Page 3 of 3

Re: Discharging the battery for the FSE clock

Posted: Mon Jul 15, 2024 12:51 pm
by ag123
@GonzoG I think F1 is Cortex M3, while F0 is M0 and G0 is M0+. M0 do not have a complete Arm instruction sets as like M3 (e.g. F103), so binaries will be bigger (some instructions needs other (more) instructions to re-create) and that the F0, G0 often have smaller flash than do even F1xx.

did a google and stumbled into this
https://community.arm.com/support-forum ... programmer
https://community.infineon.com/t5/Knowl ... a-p/251309.
relocatable vector table in m0+ is interesting (vs m0), in a sense that vector table can be copied into sram and relocated, then hooks (IRQ callbacks) can change on demand on the fly. But that unfortunately, the vendor 'candies' small mcus tend to have like 4k, 8k sram, that is pretty 'squeezy' to start with, leaving less room for the stack and heap.

anothe stumble from a google search
https://documentation-service.arm.com/s ... 6f2176f8cc

more stumbles
arm v6m cheatsheet e.g. Cortex M0, M0+
https://gist.github.com/s-aguado/81bc3b ... tsheet-pdf

arm v7m cheat sheet (Cortex M4)
https://www.ic.unicamp.br/~ranido/mc404 ... -sheet.pdf
(incorrect, this seemed to be for v7 Cortex A)
https://courses.cs.washington.edu/cours ... /armv7.pdf)

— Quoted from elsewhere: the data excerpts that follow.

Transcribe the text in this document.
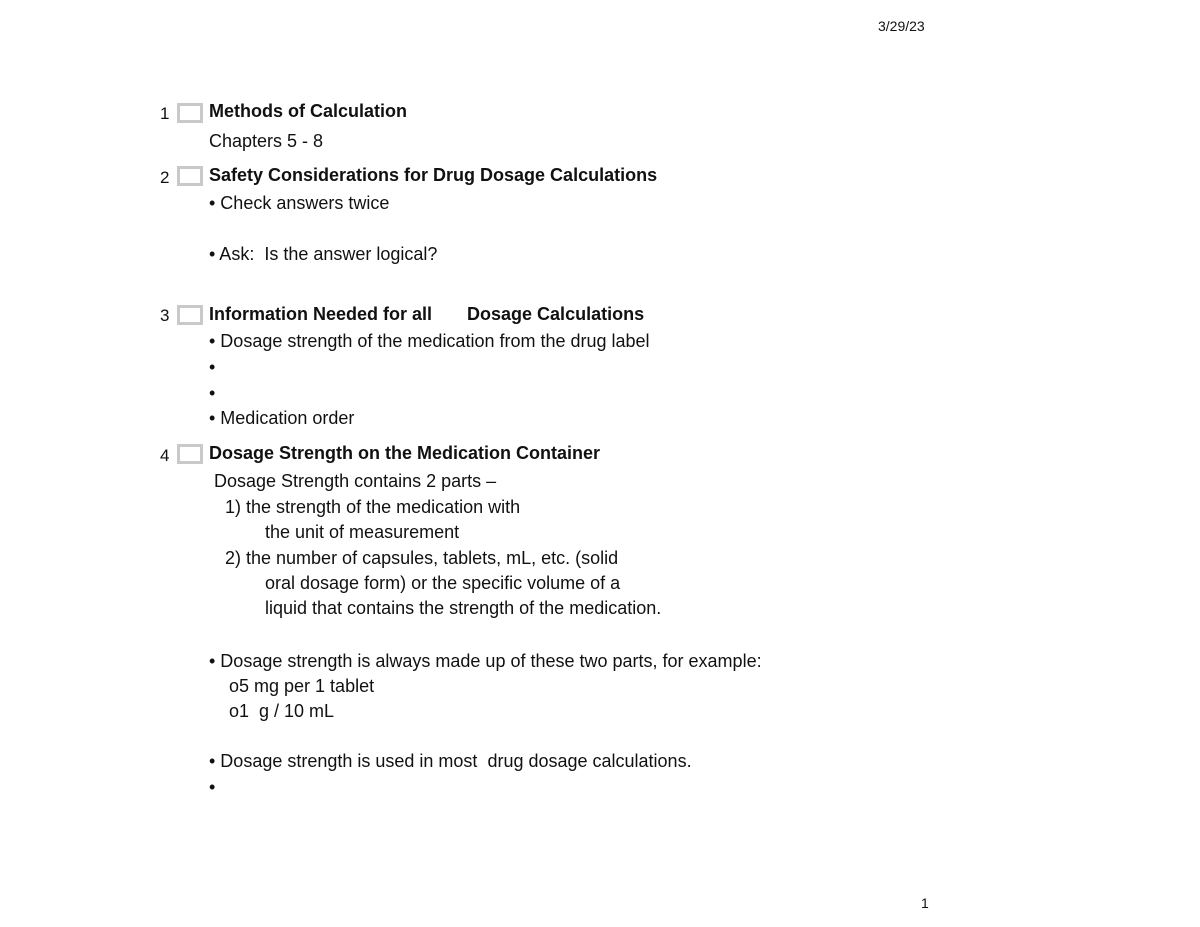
3/29/23
1 Methods of Calculation
Chapters 5 - 8
2 Safety Considerations for Drug Dosage Calculations
• Check answers twice
• Ask:  Is the answer logical?
3 Information Needed for all       Dosage Calculations
• Dosage strength of the medication from the drug label
•
•
• Medication order
4 Dosage Strength on the Medication Container
Dosage Strength contains 2 parts –
1) the strength of the medication with
the unit of measurement
2) the number of capsules, tablets, mL, etc. (solid
oral dosage form) or the specific volume of a
liquid that contains the strength of the medication.
• Dosage strength is always made up of these two parts, for example:
o5 mg per 1 tablet
o1  g / 10 mL
• Dosage strength is used in most  drug dosage calculations.
•
1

comparing v6m (e.g. Cortex M0, M0+) vs v7m (e.g. Cortex M3 e.g. stm32f103, f1xx etc) cheatsheets
a key difference seem to be the 3rd 'flexible register'
e.g. in M0 (v6m) add is like:

Code: Select all

ADD{S} {Rd,} Rn, {#}op2 Add
while in M3 (v7m) it is

Code: Select all

add{s}<c><q> {<Rd>,} <Rn>, <Rm> {,<shift>}
and
add{s}<c><q> {<Rd>,} <Rn>, #<const> 
so Cortex M3 (e.g. stm32f103) has more instructions and the binary could be leaner with those more complete instructions.

it is interesting that Raspberry Pico RP2040 are after all M0+ but dual cores
https://www.raspberrypi.com/documentati ... p2040.html

'ART accelerator' is the magic that ST adds to its Cortex M4 (e.g. F4xx (f401/f411, etc) G4xx which otherwise would be a little better than M3 by purely M4 vs M3 core.
'ART accelerator' is then like an L2 cache as do those 'big' cpus have. It makes a big difference for codes run from flash as flash often have latencies of many wait states. from a few wait states to zero wait states would deliver like 1 instructions per hz kind of performance (I think less optimistic than this), it would be quite incredible if an mcu can deliver like 80 Mips constant throughput
even stm32f401 claims
105 DMIPS/1.25 DMIPS/MHz (Dhrystone 2.1),
https://www.st.com/en/microcontrollers- ... 401ce.html
while stm32f103 it is
https://www.st.com/en/microcontrollers- ... 103c8.html
72 MHz maximum frequency, 1.25 DMIPS/MHz (Dhrystone 2.1) performance at 0 wait state memory access
provided one can even get 0 wait states, which is rather unlikely if the loads are all from flash.
that is possibly feasible if codes are run from sram instead (precious).

and I think F4xx FPU is dual vector (e.g. 2 parallel single precision computation together)
it could after all be true if gcc didn't 'cheat' on the whetstone benchmarks :lol:
viewtopic.php?p=939#p939
stm32f401 overclocked

Code: Select all

Beginning Whetstone benchmark at 144 MHz ... -O3 overclocked
ART enabled (prefetch + instr + data cache) on
C Converted Single Precision Whetstones:185.20 Mflops
ART disabled (prefetch + instr + data cache) off
C Converted Single Precision Whetstones:100.09 Mflops
these numbers are better than an old Intel Pentium 4 :lol:
http://www.roylongbottom.org.uk/whetstone.htm
but of course that is cheat in p4 that is double precision (much more transistors / hardware wires are needed)

Code: Select all

Pentium 4        1700 Mhz   603 MWps    152 mflops     798     621     2001 
fast FPU matters if one does calcs on the fly, e.g. DSP etc.